I started reading a little on self-discharge rates, and according to batteryuniversity, "Li-ion self-discharges about 5 percent in the first 24 hours and then loses 1–2 percent per month; the protection circuit adds another 3 percent per month.".
This is when fully charged and stored at 0c. At 25c it's supposedly as high as 20% loss in one month.
According to this, ~48 hours after balancing is complete you should be down at around 82,8V or so. This doesn't appear to be too far off from your measurements?
I haven't seen this quick voltage drop myself, but my storage temp so far been very low and battery usually not charged to more then ~90%. Would be interesting to see what others are experiencing.
 
Jan-Erik-86 said:
I started reading a little on self-discharge rates, and according to batteryuniversity, "Li-ion self-discharges about 5 percent in the first 24 hours and then loses 1–2 percent per month; the protection circuit adds another 3 percent per month.".
This is when fully charged and stored at 0c. At 25c it's supposedly as high as 20% loss in one month.

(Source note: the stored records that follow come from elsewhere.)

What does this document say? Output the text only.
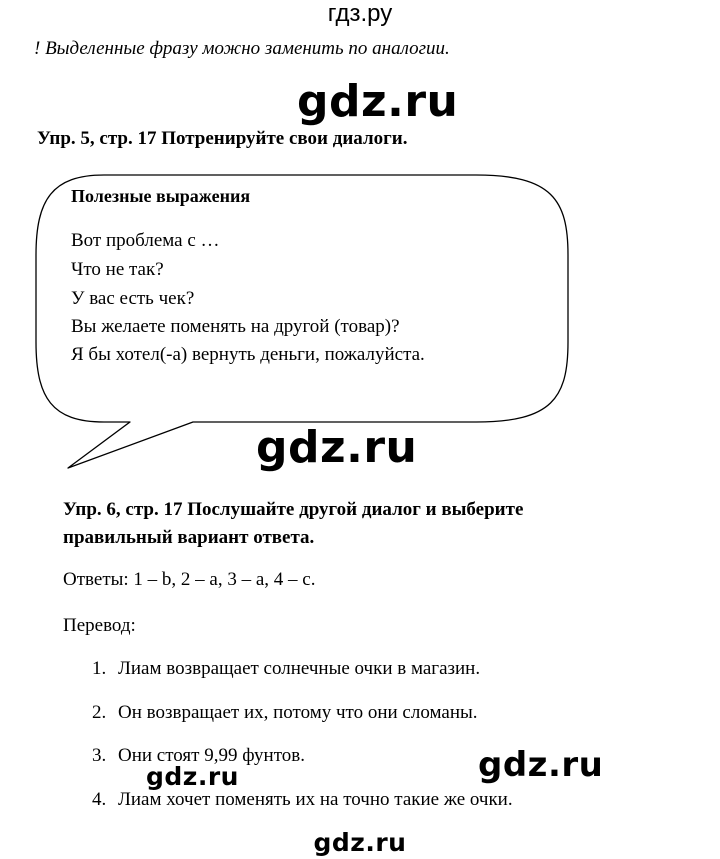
гдз.ру
! Выделенные фразу можно заменить по аналогии.
gdz.ru
Упр. 5, стр. 17 Потренируйте свои диалоги.
Полезные выражения
Вот проблема с …
Что не так?
У вас есть чек?
Вы желаете поменять на другой (товар)?
Я бы хотел(-а) вернуть деньги, пожалуйста.
gdz.ru
Упр. 6, стр. 17 Послушайте другой диалог и выберите
правильный вариант ответа.
Ответы: 1 – b, 2 – a, 3 – a, 4 – c.
Перевод:
1. Лиам возвращает солнечные очки в магазин.
2. Он возвращает их, потому что они сломаны.
3. Они стоят 9,99 фунтов.
4. Лиам хочет поменять их на точно такие же очки.
gdz.ru
gdz.ru
gdz.ru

I dunno what kind of batteries they were using for those tests, but I havent' seen that in any lithium battery I've owned, except where the BMS is an old high-drain type. I suspect the problem they are talking about is just a badly designed or manufactured BMS, not the Li-ion cells themselves (unless they're using poor-quality cells).

I have some EIG NMC packs out in the shed, which while partly insulated, is not climate controlled, and this is Phoenix, AZ, where it gets well over 100F in the summer (even at night for the worst parts). Recently pulled out one of them to use, and it was still just about at the same point I'd left it (full, within a few hundredths of a volt per cell), and I haven't used it or charged it since earlier last year. No BMS to drain it, so essentially no self-discharge.


I have seen high self-discharge only on defective cells, or cells that are nearing end-of-life (or past it) and already exhibit other problems.